Не беспокоить. Уже на месте.
Весь вечер Рейес дразнил меня, касался моей руки, скользил кончиками пальцев по губам, и тело мое вибрировало и дрожало. Но нам никак не удавалось уединиться. В прямом смысле. Ставлю последний цент, что даже мистеру Вонгу, парящему в углу спиной ко всем, было тесновато. Шутка ли — заявились даже шеф полиции и окружной прокурор. Надо было мне вылизать квартирку. Зажечь свечи. Приготовить сырных шариков. Куки наливала всем кофе, а Эмбер строила глазки молоденькому полицейскому, которого, если он не перестанет заигрывать с девочкой, будут звать Покойником. Черт возьми, ей же всего одиннадцать! Разве что он просто ее развлекает. Впрочем, это даже выглядело мило. Пусть и пошловато, пусть и с педофильским душком.
И посреди этой суматохи мне позвонила кузина Кристал.
— Здравствуйте. Это мисс Дэвидсон? — неуверенно спросила она.

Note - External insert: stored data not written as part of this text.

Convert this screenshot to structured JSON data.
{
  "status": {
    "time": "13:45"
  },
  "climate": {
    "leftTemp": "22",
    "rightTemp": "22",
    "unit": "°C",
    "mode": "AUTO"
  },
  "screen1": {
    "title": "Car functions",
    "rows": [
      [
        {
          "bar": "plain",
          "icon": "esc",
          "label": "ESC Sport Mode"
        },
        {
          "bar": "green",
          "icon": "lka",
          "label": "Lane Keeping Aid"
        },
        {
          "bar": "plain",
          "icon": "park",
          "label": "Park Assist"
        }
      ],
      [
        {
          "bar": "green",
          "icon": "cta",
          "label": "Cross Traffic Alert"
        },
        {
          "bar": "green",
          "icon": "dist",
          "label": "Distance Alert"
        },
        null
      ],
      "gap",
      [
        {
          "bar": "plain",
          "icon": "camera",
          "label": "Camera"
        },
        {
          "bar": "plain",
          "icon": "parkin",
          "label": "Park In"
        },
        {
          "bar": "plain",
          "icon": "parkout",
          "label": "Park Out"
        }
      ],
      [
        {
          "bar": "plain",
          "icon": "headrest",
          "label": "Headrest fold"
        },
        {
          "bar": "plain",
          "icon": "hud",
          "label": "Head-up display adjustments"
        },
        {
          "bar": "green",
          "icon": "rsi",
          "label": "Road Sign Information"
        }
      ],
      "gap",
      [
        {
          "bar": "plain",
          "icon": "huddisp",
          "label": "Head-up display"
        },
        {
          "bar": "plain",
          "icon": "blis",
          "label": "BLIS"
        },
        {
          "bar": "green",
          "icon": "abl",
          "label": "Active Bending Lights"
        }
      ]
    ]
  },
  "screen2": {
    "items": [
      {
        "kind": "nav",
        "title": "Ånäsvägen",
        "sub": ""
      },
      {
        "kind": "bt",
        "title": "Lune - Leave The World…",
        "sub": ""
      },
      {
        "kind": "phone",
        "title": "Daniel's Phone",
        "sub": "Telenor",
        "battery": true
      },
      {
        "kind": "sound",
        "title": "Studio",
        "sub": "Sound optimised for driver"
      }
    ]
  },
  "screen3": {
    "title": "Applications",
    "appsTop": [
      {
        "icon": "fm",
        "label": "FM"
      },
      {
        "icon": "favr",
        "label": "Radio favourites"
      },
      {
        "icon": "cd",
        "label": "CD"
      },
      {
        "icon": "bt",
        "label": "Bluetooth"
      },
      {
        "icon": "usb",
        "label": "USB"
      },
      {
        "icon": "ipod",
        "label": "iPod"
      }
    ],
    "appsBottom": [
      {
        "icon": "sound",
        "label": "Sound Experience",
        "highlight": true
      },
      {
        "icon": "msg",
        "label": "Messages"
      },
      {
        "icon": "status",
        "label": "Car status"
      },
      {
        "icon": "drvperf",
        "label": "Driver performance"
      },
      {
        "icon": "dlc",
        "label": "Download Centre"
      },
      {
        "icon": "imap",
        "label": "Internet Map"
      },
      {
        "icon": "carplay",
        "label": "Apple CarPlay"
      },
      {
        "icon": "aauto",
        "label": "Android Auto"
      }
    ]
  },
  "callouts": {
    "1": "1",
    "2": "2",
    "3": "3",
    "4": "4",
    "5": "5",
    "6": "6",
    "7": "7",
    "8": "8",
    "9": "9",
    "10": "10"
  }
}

— Да. Это Дебра? — уточнила я, оглянувшись на Тедди. Я думала, что такое количество полицейских заставит его нервничать, но он держался спокойно и, казалось, испытывал облегчение.
— Ага, — ответила собеседница. — Кристал мне сказала, что вы ищете сестру Рейеса Фэрроу. Я позвонила своей подруге Эмили, и она вспомнила, как звали его сестру. Ким. У них с Рейесом разные фамилии.

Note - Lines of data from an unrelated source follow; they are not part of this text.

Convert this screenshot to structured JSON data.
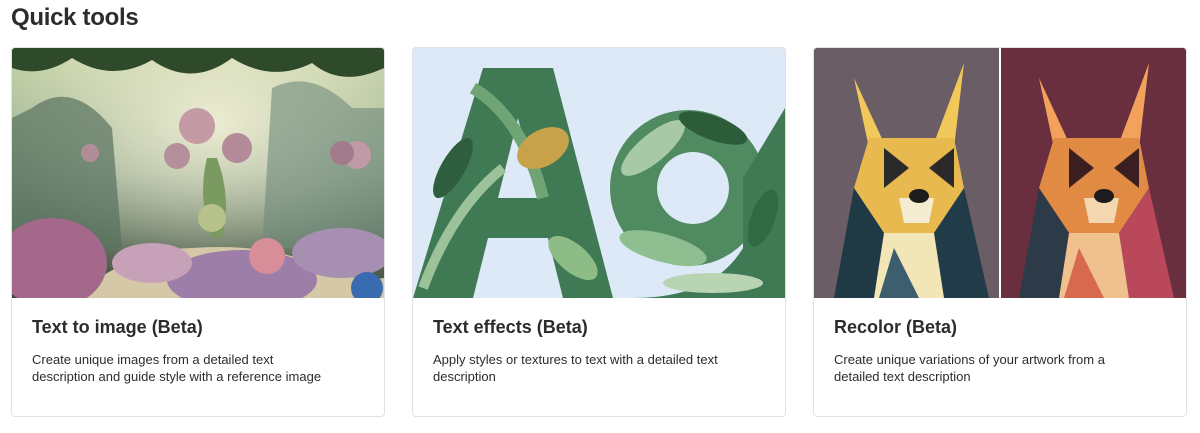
{
  "section": {
    "title": "Quick tools"
  },
  "cards": [
    {
      "title": "Text to image (Beta)",
      "description": "Create unique images from a detailed text description and guide style with a reference image",
      "image": "fantasy-garden-image"
    },
    {
      "title": "Text effects (Beta)",
      "description": "Apply styles or textures to text with a detailed text description",
      "image": "leafy-letters-image"
    },
    {
      "title": "Recolor (Beta)",
      "description": "Create unique variations of your artwork from a detailed text description",
      "image": "geometric-dog-image"
    }
  ],
  "colors": {
    "text": "#2c2c2c",
    "card_border": "#e1e1e1",
    "recolor_left_bg": "#6b5d66",
    "recolor_right_bg": "#6a2f3e",
    "text_effects_bg": "#dde9f6"
  }
}
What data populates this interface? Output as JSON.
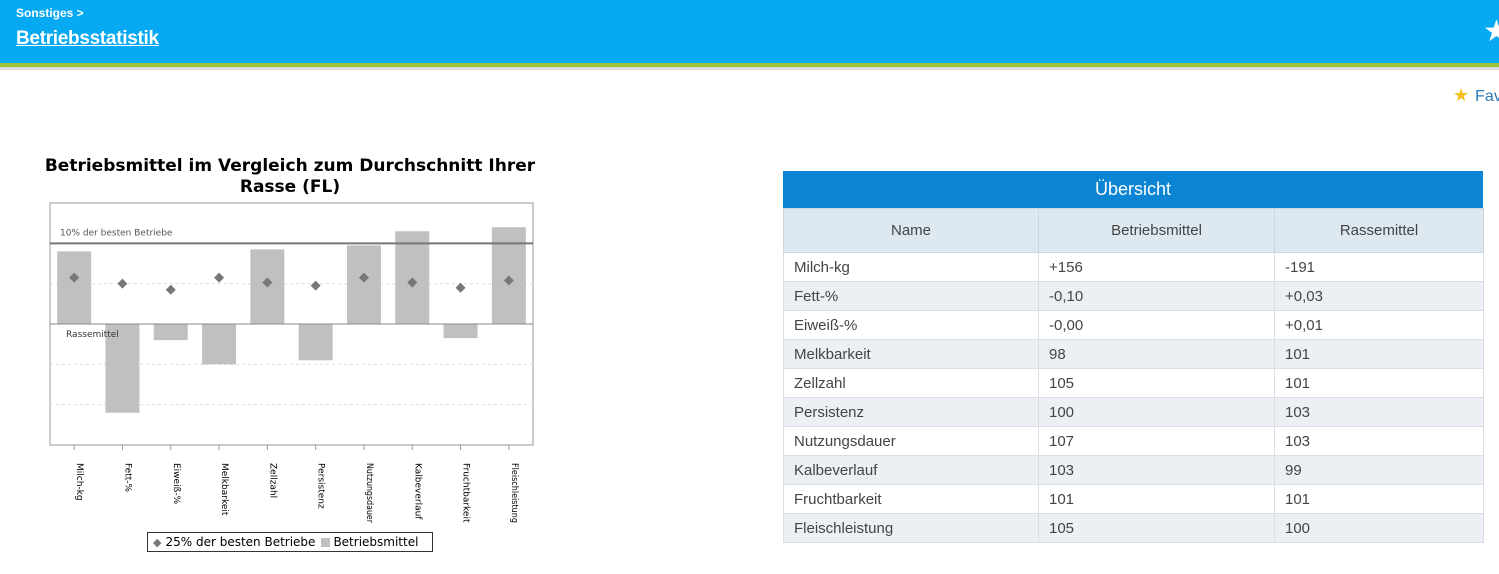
{
  "header": {
    "breadcrumb": "Sonstiges >",
    "title": "Betriebsstatistik",
    "star_icon": "star-icon"
  },
  "favorites": {
    "label": "Fav",
    "icon": "star-icon"
  },
  "chart_data": {
    "type": "bar",
    "title": "Betriebsmittel im Vergleich zum Durchschnitt Ihrer Rasse (FL)",
    "categories": [
      "Milch-kg",
      "Fett-%",
      "Eiweiß-%",
      "Melkbarkeit",
      "Zellzahl",
      "Persistenz",
      "Nutzungsdauer",
      "Kalbeverlauf",
      "Fruchtbarkeit",
      "Fleischleistung"
    ],
    "baseline_label": "Rassemittel",
    "reference_line_label": "10% der besten Betriebe",
    "reference_line_value": 2,
    "ylim": [
      -3,
      3
    ],
    "series": [
      {
        "name": "Betriebsmittel",
        "type": "bar",
        "values": [
          1.8,
          -2.2,
          -0.4,
          -1.0,
          1.85,
          -0.9,
          1.95,
          2.3,
          -0.35,
          2.4
        ]
      },
      {
        "name": "25% der besten Betriebe",
        "type": "marker",
        "values": [
          1.15,
          1.0,
          0.85,
          1.15,
          1.03,
          0.95,
          1.15,
          1.03,
          0.9,
          1.08
        ]
      }
    ],
    "grid": true,
    "legend_position": "bottom"
  },
  "legend": {
    "marker_label": "25% der besten Betriebe",
    "bar_label": "Betriebsmittel"
  },
  "overview": {
    "title": "Übersicht",
    "columns": [
      "Name",
      "Betriebsmittel",
      "Rassemittel"
    ],
    "rows": [
      [
        "Milch-kg",
        "+156",
        "-191"
      ],
      [
        "Fett-%",
        "-0,10",
        "+0,03"
      ],
      [
        "Eiweiß-%",
        "-0,00",
        "+0,01"
      ],
      [
        "Melkbarkeit",
        "98",
        "101"
      ],
      [
        "Zellzahl",
        "105",
        "101"
      ],
      [
        "Persistenz",
        "100",
        "103"
      ],
      [
        "Nutzungsdauer",
        "107",
        "103"
      ],
      [
        "Kalbeverlauf",
        "103",
        "99"
      ],
      [
        "Fruchtbarkeit",
        "101",
        "101"
      ],
      [
        "Fleischleistung",
        "105",
        "100"
      ]
    ]
  },
  "colors": {
    "header": "#07a9f2",
    "header_stripe": "#9bc43c",
    "table_header": "#0a84d3",
    "bar": "#c0c0c0",
    "marker": "#777777"
  }
}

Интересно. Наверно, она Уокер, как дочь Эрла Уокера.
— Это все, что мы о ней вспомнили, — продолжала Дебра. — Кроме того, что она была очень милой.
— Что ж, это больше, чем я знала вчера.
— Простите, что больше ничем не могу помочь. Знаете, Рейес и Амадор Санчес были очень близкими друзьями.
— Да, мне об этом уже говорили. — Похоже, этот Амадор Санчес классный парень. И явно хорошо знал обоих. — А в какую школу вы ходили?
— В среднюю школу имени Эйзенхауэра.
— Поняла. Значит, мне нужно искать некую Ким, которая примерно двенадцать лет назад училась в средней школе имени Эйзенхауэра?
— Именно так. Удачи вам в поисках.
— Спасибо, что позвонили, Дебра.
— Ну что вы, не стоит.
Увы, это дело небыстрое. Но, по крайней мере, я знаю, кого искать. Похоже, завтра мне снова придется прокатиться с дядей Бобом. Если, конечно, он не против. Интересно, пустит ли он меня за руль?
— Кстати, — проговорила Куки, подплывая ко мне. Она тоже флиртовала с полицейскими. — Я нашла адрес и телефон этого твоего Амадора Санчеса.
— Пр-р-релестно.
Перед тем, как ехать в школу, я навещу мистера Санчеса. Наверно, он подскажет мне фамилию Ким и объяснит, где ее искать. У сокамерников нет тайн друг от друга. Особенно у тех, которые дружили еще до тюрьмы.
Мы хлопнули друг друга по руке, и Куки пошла согреть еще чашечку кофе. Было почти одиннадцать, и меня неудержимо клонило в сон: сказались все бессонные ночи и передряги, в которые я попадала. От усталости и напряжения меня трясло, но мозг отказывался отключаться.
Я присела рядом с Тедди, чтобы узнать, все ли у него в порядке. Как ни странно, он взял меня за руку. Я сжала его ладонь. Парень похитил мое сердце в то мгновение, как шагнул из тени на свет. Терпеть не могу, когда так происходит. Расположившийся напротив нас окружной прокурор расспрашивал Тедди с интересом, к которому примешивалась тревога.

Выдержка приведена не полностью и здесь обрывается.